Description
Winner of the HKW Internationaler Literaturpreis • Shortlisted for the 2023 Dublin Literary Award • One of The Millions Most Anticipated Titles of 2024 • One of Kirkus Reviews‘ Twenty Books You Can Read in a Weekend • One of the Boston Globe‘s Anticipated Forthcoming Titles • An American Bookseller’s Association Indie Next Pick
Love in late capitalism: in an unnamed city, a husband and wife wage a silent war of rage and resentment. He, an out-of-work Dante scholar, is trying to change the world—and write a novel. She was once a passable actress, but now she’s failing at breastfeeding. They take on gigs and debts. He drinks cheap wine; she cleans obsessively. In their two-room flat the tension rises and turns exquisite: the rent is past due, their careers have stalled, the regime is crumbling, and there’s always the baby, the baby who won’t stop crying.
Intense and astutely ironic, devastating and darkly comic, Ivana Sajko’s Love Novel takes a scalpel to the heart of modern married life.
Praise for Love Novel
“Sajko takes no prisoners . . . [Love Novel] gloriously marries sociopolitical commentary on failed capitalism in a failed state to the inevitability of failed marriage, locating the narrative in an extraordinary violence of mind and body . . . Matching form with content, it depicts lives that involve walking constantly on tightropes with a ferocity of prose that allows no breathing space, consummately conveying the claustrophobic existence of the characters as external as well as personal circumstances close in on them.”
—Dublin Literary Award Judges’ Citation
“A devastating book, humane, original, and deeply relevant.”
—Kirkus Reviews (starred review)
“A work of startling and brass originality. Sajko never shies away from the broken and crass aspects of being in love. But within this writing, moments of grace and absolute beauty shine through. Moments as exquisite as the first falling snowflakes that stop you in your tracks.”
—Heather O’Neill, author of When We Lost Our Heads
“[Sajko’s] sentences mimic how, in the heat of argument, thoughts converge, events conflate, and emotions surge until one forgets where it all began . . .”
—Literary Review of Canada
“Love Novel is not a comfortable read, but it is a timely exploration of socio-economic inequality, a raw confrontation of the pain humans are capable of inflicting on one another, and a fearless engagement with the challenges of poverty and parenthood.”
—Helen Vassallo, Reading in Translation
“Sajko’s taut, innovative writing has a pounding tempo; she unleashes a stream of consciousness that combines all the hopes, regrets and resentments competing in the minds of her characters . . . Every word has been chosen carefully.”
—Harriet Zaidman, Winnipeg Free Press
“A necessary read . . . brief yet intricate, raw but profoundly touching.”

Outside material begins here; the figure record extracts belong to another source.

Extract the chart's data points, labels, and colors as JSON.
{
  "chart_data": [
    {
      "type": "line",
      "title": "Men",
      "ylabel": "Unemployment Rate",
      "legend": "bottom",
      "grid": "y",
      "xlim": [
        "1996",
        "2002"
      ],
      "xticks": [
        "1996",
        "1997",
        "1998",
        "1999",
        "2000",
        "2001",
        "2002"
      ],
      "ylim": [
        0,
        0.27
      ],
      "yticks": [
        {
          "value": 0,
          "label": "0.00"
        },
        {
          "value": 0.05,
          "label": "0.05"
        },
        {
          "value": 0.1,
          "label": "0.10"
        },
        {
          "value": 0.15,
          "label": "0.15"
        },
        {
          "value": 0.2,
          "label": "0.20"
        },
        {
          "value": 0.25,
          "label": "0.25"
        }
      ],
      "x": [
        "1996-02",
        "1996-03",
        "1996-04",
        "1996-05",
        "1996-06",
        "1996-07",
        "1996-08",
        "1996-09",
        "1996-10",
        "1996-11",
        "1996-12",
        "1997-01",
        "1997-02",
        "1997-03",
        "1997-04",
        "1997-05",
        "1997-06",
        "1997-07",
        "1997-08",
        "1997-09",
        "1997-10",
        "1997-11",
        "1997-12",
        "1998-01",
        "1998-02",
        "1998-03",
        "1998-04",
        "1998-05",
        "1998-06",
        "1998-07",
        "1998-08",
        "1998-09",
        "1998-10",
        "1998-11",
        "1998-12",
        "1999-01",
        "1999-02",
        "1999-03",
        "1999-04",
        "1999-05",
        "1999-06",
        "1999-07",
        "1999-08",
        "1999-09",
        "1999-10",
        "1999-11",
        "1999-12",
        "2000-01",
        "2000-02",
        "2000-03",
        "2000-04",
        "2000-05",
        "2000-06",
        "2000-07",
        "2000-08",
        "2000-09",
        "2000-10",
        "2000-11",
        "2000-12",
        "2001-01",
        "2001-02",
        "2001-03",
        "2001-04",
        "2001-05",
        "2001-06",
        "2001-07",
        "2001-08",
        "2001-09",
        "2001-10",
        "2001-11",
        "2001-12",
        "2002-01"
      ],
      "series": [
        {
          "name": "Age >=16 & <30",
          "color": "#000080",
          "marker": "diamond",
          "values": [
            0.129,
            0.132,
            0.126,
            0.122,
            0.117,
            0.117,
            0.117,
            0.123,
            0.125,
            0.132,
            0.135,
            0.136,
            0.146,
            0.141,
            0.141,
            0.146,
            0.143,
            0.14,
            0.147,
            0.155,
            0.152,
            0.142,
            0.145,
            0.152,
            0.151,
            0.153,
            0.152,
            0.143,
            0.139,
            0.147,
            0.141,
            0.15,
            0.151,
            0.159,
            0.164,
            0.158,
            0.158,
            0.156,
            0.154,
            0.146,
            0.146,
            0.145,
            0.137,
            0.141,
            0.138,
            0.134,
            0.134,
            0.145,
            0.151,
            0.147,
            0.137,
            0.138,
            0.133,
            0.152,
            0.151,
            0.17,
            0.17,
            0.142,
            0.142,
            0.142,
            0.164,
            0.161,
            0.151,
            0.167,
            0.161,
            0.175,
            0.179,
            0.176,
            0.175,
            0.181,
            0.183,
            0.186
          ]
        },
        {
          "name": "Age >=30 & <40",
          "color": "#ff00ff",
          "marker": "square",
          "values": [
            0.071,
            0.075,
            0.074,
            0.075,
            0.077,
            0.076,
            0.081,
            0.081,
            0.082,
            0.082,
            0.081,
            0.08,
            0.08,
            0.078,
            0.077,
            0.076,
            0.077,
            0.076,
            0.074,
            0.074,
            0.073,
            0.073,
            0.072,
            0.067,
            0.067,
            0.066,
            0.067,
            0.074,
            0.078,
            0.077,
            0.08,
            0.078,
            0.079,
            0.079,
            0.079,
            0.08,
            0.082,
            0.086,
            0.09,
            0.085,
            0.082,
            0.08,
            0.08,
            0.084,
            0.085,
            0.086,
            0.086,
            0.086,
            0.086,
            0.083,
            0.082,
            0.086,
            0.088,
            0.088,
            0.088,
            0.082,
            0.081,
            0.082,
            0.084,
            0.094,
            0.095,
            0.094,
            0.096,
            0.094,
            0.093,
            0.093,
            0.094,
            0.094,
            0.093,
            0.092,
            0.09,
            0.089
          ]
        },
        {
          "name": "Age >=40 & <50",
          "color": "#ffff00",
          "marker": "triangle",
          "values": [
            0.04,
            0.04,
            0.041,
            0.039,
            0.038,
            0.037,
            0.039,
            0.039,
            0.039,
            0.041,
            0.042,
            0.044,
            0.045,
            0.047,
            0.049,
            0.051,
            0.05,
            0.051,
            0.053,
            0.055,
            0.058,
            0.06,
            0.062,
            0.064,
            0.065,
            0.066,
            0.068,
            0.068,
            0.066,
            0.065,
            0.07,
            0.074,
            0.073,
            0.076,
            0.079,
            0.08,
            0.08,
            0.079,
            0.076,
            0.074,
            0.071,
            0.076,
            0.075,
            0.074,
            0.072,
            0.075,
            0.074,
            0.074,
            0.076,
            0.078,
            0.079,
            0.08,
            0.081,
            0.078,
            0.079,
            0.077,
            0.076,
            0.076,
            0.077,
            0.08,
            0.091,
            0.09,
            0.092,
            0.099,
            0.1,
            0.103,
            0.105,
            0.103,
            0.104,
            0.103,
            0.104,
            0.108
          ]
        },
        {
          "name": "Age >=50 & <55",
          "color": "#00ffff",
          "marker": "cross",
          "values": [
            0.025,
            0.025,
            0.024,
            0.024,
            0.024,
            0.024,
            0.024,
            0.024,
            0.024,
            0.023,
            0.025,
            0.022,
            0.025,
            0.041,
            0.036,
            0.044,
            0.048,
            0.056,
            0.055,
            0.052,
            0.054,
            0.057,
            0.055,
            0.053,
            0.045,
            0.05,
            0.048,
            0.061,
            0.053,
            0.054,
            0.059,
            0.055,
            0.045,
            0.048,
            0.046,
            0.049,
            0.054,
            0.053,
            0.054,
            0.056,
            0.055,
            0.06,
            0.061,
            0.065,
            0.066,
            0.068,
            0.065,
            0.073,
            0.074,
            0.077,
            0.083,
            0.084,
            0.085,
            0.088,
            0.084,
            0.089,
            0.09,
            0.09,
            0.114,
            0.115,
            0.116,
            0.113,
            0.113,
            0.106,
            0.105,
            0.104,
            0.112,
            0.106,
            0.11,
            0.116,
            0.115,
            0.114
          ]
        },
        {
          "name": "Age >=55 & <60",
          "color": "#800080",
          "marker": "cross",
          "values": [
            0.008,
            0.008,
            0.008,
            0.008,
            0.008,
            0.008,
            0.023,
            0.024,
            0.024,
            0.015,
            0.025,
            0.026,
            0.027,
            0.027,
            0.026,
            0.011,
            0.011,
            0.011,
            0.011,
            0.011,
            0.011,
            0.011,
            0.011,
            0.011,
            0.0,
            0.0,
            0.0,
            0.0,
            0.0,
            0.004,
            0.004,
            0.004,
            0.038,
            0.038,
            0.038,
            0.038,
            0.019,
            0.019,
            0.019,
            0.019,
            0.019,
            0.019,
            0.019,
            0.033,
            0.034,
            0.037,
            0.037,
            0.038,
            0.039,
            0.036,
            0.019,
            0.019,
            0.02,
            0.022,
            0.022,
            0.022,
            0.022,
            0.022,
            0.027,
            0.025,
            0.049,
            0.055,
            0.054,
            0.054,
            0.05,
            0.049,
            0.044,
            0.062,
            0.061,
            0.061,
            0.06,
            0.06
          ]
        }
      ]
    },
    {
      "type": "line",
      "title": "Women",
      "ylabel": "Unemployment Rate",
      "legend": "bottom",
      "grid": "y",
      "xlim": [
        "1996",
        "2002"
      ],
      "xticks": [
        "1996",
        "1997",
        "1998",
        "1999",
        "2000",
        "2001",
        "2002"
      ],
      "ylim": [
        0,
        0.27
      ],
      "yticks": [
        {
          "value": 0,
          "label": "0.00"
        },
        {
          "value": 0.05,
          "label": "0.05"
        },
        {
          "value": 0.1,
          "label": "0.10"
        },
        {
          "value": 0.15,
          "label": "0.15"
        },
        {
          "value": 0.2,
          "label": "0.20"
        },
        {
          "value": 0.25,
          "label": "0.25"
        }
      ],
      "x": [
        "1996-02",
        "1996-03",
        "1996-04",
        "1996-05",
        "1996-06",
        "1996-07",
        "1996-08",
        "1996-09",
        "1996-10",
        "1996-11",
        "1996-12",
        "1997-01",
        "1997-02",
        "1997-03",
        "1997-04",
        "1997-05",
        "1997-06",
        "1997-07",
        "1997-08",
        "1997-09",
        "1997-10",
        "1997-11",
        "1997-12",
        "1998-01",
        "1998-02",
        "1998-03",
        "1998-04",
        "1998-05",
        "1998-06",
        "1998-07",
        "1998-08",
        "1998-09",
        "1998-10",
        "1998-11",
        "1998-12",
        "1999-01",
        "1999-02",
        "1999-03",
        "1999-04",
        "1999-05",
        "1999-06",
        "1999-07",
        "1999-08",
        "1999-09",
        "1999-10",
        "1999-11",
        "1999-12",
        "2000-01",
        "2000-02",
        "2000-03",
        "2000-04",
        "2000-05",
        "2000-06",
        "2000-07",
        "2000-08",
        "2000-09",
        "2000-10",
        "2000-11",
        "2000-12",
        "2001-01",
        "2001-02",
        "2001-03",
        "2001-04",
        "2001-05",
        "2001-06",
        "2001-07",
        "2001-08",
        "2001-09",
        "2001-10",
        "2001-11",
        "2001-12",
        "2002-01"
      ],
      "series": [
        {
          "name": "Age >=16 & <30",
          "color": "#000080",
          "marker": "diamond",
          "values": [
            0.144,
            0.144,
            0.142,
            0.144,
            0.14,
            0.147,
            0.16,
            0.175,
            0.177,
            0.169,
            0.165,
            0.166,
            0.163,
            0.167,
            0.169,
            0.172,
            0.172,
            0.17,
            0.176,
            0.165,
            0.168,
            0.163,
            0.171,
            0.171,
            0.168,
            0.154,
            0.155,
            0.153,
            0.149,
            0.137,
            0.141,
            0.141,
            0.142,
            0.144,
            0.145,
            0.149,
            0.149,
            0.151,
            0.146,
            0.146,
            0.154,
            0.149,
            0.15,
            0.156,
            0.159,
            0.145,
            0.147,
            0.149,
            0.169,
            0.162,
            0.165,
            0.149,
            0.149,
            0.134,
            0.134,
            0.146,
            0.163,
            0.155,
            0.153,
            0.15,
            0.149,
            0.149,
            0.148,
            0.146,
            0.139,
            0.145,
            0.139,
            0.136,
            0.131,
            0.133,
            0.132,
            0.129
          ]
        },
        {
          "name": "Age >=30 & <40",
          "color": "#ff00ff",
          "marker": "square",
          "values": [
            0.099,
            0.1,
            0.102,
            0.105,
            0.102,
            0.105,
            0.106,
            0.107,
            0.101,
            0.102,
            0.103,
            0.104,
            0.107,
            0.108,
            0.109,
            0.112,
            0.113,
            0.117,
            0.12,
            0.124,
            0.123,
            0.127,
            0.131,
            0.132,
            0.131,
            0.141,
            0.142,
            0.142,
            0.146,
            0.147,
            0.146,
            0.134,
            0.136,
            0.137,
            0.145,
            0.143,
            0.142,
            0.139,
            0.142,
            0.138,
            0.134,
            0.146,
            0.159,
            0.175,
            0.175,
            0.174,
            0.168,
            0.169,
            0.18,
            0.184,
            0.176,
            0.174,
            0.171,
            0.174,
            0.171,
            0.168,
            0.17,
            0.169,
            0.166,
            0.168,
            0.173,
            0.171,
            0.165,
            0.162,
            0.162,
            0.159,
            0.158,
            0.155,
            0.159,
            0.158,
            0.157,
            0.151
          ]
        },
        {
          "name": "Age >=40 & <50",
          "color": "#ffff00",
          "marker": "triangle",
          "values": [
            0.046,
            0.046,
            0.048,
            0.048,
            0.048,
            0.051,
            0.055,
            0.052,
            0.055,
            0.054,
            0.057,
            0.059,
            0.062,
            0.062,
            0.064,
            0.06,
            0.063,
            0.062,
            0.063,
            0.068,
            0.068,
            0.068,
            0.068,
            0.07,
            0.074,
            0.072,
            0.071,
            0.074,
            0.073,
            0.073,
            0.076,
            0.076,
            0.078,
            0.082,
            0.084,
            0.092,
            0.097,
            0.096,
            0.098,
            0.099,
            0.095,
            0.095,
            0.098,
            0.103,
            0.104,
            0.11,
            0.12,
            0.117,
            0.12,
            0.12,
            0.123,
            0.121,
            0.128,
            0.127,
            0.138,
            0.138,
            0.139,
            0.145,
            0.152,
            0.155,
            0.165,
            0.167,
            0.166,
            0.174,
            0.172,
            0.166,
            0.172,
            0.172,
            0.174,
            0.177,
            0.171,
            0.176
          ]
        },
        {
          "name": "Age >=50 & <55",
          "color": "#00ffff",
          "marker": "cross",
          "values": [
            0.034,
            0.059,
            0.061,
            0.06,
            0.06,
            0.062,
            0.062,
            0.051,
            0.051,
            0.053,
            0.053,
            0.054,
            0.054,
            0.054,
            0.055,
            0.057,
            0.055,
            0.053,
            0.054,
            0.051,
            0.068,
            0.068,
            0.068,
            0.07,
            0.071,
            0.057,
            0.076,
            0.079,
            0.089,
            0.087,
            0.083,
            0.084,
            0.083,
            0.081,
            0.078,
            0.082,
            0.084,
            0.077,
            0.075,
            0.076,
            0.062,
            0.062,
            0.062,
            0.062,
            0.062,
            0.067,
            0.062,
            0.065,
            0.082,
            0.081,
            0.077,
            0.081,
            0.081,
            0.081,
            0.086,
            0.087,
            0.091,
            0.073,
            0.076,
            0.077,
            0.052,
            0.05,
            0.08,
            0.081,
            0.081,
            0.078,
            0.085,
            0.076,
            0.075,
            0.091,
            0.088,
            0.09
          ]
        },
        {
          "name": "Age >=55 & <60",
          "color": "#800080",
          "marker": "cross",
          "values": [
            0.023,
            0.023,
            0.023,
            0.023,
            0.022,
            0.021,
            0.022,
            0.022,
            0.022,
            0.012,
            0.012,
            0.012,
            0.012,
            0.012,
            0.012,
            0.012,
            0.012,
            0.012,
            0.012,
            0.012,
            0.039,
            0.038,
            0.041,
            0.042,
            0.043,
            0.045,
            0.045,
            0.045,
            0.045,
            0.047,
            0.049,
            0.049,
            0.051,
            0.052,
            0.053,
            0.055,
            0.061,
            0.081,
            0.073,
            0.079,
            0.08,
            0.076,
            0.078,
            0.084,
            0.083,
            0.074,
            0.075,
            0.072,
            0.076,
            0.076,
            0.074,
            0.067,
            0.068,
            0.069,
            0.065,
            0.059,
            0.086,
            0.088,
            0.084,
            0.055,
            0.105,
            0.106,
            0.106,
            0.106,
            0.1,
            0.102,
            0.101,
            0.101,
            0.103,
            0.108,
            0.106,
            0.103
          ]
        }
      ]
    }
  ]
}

—Anne Smith-Nochasak, The Miramichi Reader
“The true love story in this novel is the love between the reader and the characters, asking the reader to sympathize with the flawed, struggling characters . . . reminding them that some relationships are too interwoven to be truly cut apart.”
—Alex Carrigan, The /temz/ Review
“In its depiction of a contemporary relationship submitted to the meatgrinder of contemporary demands and expectations, Love Novel is unafraid and unsparing in its honesty.”
—Andrew Hood, Bookshelf.ca
“A sharp and claustrophobic portrait of a fraying marriage . . . Sajko never takes her foot off the gas in this potent and incendiary outing.”
—Publisher’s Weekly
“Love Novel is a universal story about passion and poverty that’s told in rich language.”
—Suzanne Kamata, Foreword Reviews
“The interpersonal magic now lost, or at least forgotten, but above all: poisoned by the big bad world ‘out there.’ Ivana Sajko celebrates this sad state of affairs with power and intensity.”
—NDR Kultur
“Breathless, barely punctuated. Her heroes: a nameless couple in a Mediterranean nowhere, devoted to each other in hate. A tough, great novel.”
—Neue Presse
“A brilliant novel: intense and poetic, exhilarating and devastating.”